Does realloc free the former buffer if it fails?

No, it does not. That aspect has often annoyed me since you can’t just use:

if ((buff = realloc (buff, newsize)) == NULL)
    return;

in your code if you want to free the original on failure. Instead you have to do something like:

if ((newbuff = realloc (buff, newsize)) == NULL) {
    free (buff);
    return;
}
buff = newbuff;

Of course, I understand the rationale behind keeping the original buffer intact on failure but my use case has popped up enough that I generally code my own functions to handle that case, something like:

// Attempt re-allocation. If fail, free old buffer, return NULL.

static void *reallocFreeOnFail (void *oldbuff, size_t sz) {
    void *newbuff = realloc (oldbuff, sz);
    if (newbuff == NULL) free (oldbuff);
    return newbuff;
}

// Attempt re-allocation. If fail, return original buffer.
// Variable ok is set true/false based on success of re-allocation.

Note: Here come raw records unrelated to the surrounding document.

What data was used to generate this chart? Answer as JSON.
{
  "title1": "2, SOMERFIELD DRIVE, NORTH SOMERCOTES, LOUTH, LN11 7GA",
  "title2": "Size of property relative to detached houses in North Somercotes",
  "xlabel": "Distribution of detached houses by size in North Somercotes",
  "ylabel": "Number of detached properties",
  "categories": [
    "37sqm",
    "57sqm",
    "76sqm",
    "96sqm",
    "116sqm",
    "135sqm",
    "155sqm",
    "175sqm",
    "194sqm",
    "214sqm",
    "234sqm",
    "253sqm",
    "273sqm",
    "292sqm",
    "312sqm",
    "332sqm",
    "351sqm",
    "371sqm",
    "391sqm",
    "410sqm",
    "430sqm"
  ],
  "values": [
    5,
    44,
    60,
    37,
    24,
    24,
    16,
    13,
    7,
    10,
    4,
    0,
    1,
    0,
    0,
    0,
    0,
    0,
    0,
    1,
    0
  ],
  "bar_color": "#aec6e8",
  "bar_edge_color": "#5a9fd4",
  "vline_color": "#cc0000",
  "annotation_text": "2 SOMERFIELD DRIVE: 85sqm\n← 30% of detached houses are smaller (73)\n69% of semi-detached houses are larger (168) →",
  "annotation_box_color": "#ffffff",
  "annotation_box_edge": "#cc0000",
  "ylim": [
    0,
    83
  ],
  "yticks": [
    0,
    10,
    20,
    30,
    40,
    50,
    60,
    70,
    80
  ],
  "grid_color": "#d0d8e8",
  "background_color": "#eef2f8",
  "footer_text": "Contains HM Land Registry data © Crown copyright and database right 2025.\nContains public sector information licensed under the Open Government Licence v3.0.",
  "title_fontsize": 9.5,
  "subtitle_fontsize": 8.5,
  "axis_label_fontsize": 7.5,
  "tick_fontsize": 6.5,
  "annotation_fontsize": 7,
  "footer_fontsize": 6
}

static void *reallocLeaveOnFail (void *oldbuff, size_t sz, int *ok) {
    void *newbuff = realloc (oldbuff, sz);
    if (newbuff == NULL) {
        *ok = 0;
        return oldbuff;
    }

    *ok = 1;
    return newbuff;
}

The relevant section in the C11 standard states (my italics):

7.20.3.4 The realloc function

If ptr is a null pointer, the realloc function behaves like the malloc function for the
specified size. Otherwise, if ptr does not match a pointer earlier returned by the
calloc, malloc, or realloc function, or if the space has been deallocated by a call
to the free or realloc function, the behavior is undefined. If memory for the new
object cannot be allocated, the old object is not deallocated and its value is unchanged.